The HIV prevalence reported in this study is similar to earlier reports in Kitale district hospital and other health facilities used as sentinel surveillance sites for HIV and STDs prevalence in Kenya [2, 3]. In the current study, the overall HIV prevalence was 6.7% with Kitale district hospital having the highest (15.3%) followed by Kapsabet and South Nandi Hills district hospitals (3.4% and 2% respectively). In 2001, 2002, 2003 and 2004, the HIV prevalence in Kitale district hospital was 13%, 16%, 11% and 7% respectively among antenatal attendees . The disparities in HIV prevalence in the hospitals may be due to differences in urbanization, ethnic groups and economic activities in the specific areas but further studies are required to elucidate the reasons in details.
The highest proportion of HIV infected women was in the age group 21–25 years (35.5%). This peak age group differed from the report of a demographic health survey carried out in 2003 where the peak was in 25–29 years (13%) among women .
In this study, it was found that women in a polygamous marriage had a higher HIV positivity than those in monogamous union (p = 0.000). This suggests that polygamy is a risk factor for HIV-1 infection. However, it should be noted that marital status was self-reported and the study did not specifically request for information on multiple partners. Despite this limitation in our study, it has clearly shown that there is a relationship between HIV status and marital status. This finding is in agreement with previous reports where susceptibility and vulnerability to HIV/AIDS was attributed to marital and family status [4, 5].
In the current study, there was no statistical significance between the level of education and HIV infection (p = 0.653 and p = 0.469 for secondary and tertiary education respectively). This differed from previous reports where higher levels of education were associated with a higher HIV seroprevalence . However, some serial cross-sectional studies have found greater reductions in HIV prevalence among the more educated groups, especially in cohorts of young adults [7, 8]. These findings suggest that there is a shift in the association between education level and HIV infection.
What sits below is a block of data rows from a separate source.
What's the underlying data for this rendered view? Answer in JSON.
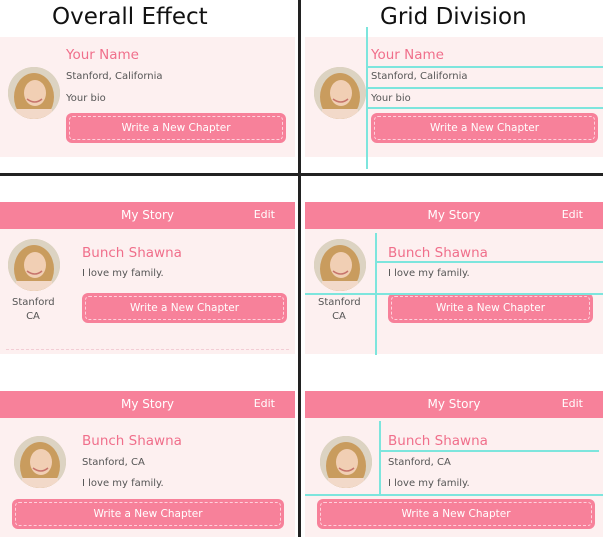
{
  "headers": {
    "left": "Overall Effect",
    "right": "Grid Division"
  },
  "profile_top": {
    "name": "Your Name",
    "location": "Stanford, California",
    "bio": "Your bio",
    "button": "Write a New Chapter"
  },
  "profile_mid": {
    "bar_title": "My Story",
    "edit": "Edit",
    "name": "Bunch Shawna",
    "bio": "I love my family.",
    "loc_line1": "Stanford",
    "loc_line2": "CA",
    "button": "Write a New Chapter"
  },
  "profile_bottom": {
    "bar_title": "My Story",
    "edit": "Edit",
    "name": "Bunch Shawna",
    "location": "Stanford, CA",
    "bio": "I love my family.",
    "button": "Write a New Chapter"
  },
  "colors": {
    "accent": "#f7819a",
    "name": "#f06f8b",
    "card": "#fdf0f0",
    "grid_line": "#7de5dd"
  },
  "icons": {
    "avatar": "profile-photo"
  }
}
Among the pregnant women whose CD4 count was determined, 39 (14%) had less than 200 cells per cubic millilitre. As per the current Ministry of Health guidelines on ARV therapy, all these women (39) should be on antiretroviral treatment . However, this study has established that nine of these women are on ARVs, suggesting that there are still major challenges in access of ARVs for those who need them. Such a population would therefore be missing the benefits of timely introduction of HAART, such as the reported threefold reduction of AIDS incidence when HAART is administered to patients with CD4 cell counts below 200 cells/mm3 .
It is important to critically evaluate the results and the whole study. The present study has certain limitations that need to be taken into account. The first major limitation is that it was part of a larger study looking into drug resistant HIV genotypes and their effect on prophylaxis against HIV vertical transmission. In this regard, there are other socioeconomic factors such as acres of land owned, number of animals and cultivated farmlands that were not include in the current study. The intricate relationship between poverty and HIV has been shown to be a vicious cycle in response to HIV pandemic. While increasing poverty levels fuel the spread of HIV, the pandemic itself exacerbates those levels in households and families with people living with HIV/AIDS . The limitations of this study bring forth some fruitful and interesting possible avenues for future research that might be needed in relation to the theme of the study.